Myers also had his doubts about one of the most iconic sequences in the film: when Wayne, Garth (Dana Carvey) and pals lip-sync to Queen’s “Bohemian Rhapsody” in the 1976 AMC Pacer referred to as the Mirthmobile.

“They hated doing it. They hated banging their head in the car. It hurt. [Metallica’s] James Hetfield, all those headbangers, they’re used to it. These guys weren’t used to doing that. They didn’t have the muscles in their neck and it started hurting real bad. They started asking for Advil on the set,” Spheeris recalls. “The worst part is Mike said not only does it hurt, it’s not funny.”

Spheeris strongly opposed Myers’ suggestions and told producer Lorne Michaels and Paramount executives the film would suffer creatively — and comedically — were she to execute them.

“Lorne took me aside and said, ‘Penelope, if you don’t change the movie, you won’t be able to direct Wayne’s World 2. Mike’s not going to approve you,’” she recalls.

Paramount execs told her: “We really want to do Wayne’s World 2 with Mike. We’re not going to tell him you won’t change it — you have to tell him. And Lorne said, ‘I’m not telling him, you tell him.’”
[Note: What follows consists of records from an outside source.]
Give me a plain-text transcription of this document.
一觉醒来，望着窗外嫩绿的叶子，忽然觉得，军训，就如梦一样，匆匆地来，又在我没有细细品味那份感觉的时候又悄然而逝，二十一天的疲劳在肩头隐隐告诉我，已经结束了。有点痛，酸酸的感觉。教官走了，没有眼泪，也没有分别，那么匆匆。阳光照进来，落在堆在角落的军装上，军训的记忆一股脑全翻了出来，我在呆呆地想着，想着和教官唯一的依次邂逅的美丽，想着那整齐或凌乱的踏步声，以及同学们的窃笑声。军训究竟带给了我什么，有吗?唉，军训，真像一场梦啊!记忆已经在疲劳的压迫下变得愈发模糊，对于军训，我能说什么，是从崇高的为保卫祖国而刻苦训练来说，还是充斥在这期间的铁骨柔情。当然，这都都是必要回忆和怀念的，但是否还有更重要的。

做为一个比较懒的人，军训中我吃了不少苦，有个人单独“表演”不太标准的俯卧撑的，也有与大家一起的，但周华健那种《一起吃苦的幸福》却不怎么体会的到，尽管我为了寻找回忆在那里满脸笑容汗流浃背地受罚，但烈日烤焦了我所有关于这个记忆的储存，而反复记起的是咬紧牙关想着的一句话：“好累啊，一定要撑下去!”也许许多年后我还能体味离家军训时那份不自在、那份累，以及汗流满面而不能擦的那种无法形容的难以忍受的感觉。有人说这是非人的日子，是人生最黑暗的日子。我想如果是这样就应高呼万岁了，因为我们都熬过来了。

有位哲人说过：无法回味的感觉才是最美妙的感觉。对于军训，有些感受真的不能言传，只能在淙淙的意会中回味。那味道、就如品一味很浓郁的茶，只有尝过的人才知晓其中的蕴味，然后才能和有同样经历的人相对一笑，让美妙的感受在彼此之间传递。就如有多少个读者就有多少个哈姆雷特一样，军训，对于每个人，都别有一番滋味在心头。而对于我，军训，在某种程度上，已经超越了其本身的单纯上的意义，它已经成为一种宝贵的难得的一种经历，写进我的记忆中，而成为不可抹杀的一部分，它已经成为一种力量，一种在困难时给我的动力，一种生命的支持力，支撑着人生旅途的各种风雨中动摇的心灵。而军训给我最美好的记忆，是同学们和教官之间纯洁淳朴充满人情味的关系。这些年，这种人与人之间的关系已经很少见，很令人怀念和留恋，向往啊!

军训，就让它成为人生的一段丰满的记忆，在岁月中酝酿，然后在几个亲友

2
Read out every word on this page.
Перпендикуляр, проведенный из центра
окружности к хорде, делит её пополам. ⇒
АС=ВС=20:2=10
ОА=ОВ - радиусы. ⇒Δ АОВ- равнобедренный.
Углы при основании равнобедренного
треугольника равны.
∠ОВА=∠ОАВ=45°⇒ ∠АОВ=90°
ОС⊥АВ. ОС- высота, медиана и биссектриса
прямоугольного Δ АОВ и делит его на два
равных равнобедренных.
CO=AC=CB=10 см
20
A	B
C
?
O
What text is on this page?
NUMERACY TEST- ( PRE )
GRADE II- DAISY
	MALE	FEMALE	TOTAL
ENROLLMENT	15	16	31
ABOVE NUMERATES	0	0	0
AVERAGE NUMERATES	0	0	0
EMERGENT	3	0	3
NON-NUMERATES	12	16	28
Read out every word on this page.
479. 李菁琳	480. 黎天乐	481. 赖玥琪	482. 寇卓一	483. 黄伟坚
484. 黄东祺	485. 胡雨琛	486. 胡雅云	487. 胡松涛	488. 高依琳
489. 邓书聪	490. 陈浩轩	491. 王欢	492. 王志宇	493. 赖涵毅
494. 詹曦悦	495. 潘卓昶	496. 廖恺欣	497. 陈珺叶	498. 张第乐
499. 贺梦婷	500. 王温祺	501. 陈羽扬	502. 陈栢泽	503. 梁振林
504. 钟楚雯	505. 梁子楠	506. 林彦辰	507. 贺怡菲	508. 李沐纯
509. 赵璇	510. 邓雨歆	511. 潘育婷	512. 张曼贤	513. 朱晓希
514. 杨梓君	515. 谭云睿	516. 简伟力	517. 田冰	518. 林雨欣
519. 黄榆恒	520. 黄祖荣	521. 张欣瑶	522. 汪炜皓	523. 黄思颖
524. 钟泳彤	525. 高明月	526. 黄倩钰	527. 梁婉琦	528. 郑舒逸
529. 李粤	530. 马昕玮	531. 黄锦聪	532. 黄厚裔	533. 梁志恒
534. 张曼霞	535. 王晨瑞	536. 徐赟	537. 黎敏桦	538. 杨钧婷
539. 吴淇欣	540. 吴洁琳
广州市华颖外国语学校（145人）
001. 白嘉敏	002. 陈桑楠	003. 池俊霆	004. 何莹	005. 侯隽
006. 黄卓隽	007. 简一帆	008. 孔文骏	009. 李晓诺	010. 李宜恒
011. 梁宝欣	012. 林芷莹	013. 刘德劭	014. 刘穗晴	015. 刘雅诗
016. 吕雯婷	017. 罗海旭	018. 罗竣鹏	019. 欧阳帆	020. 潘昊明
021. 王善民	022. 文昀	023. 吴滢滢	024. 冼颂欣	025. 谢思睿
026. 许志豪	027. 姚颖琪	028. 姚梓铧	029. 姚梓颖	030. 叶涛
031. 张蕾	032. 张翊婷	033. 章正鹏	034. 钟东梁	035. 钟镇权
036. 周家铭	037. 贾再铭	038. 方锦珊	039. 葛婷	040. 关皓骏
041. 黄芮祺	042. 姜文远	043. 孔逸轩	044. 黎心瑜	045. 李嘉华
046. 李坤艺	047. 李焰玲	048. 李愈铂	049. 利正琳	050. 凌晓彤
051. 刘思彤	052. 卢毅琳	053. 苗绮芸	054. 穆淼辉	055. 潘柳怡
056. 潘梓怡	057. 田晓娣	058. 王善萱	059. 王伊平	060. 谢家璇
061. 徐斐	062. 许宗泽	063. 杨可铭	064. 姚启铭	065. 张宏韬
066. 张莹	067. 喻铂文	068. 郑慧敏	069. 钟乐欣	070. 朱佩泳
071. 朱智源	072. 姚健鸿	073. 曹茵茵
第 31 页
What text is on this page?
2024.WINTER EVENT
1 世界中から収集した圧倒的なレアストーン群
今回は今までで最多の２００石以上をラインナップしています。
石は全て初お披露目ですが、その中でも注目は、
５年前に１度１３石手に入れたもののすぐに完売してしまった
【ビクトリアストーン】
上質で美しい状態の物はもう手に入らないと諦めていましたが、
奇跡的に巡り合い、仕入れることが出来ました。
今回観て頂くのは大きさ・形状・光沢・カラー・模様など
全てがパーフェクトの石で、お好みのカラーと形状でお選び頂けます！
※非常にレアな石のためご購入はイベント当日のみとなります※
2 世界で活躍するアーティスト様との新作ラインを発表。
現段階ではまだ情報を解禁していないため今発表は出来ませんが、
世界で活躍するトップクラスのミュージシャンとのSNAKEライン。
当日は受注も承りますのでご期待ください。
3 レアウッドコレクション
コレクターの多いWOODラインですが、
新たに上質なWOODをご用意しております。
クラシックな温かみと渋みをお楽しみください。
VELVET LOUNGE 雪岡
“So I told him,” Spheeris says. “And I got canned.”

While Spheeris agreed to a handful of Myers’ changes, it’s mostly her vision audiences saw on screens. And saw it they did: The film grossed $183 million worldwide, or $400 million in 2023.

When a sequel was immediately put into production later that year, Spheeris was replaced by Stephen Surjik, a Canadian director who had worked with Michaels on the sketch show The Kids in the Hall.

When she received the news, Spheeris pulled her phone out of the wall and “cried for two weeks. And then I got over it,” she says. Wayne’s World 2 grossed $48 million worldwide, or $102 million today.

Spheeris and Michaels never spoke again, despite having known each other and collaborated together since 1976 on the first season of SNL, where she worked on short films.

Myers did not immediately respond to THR’s request for comment.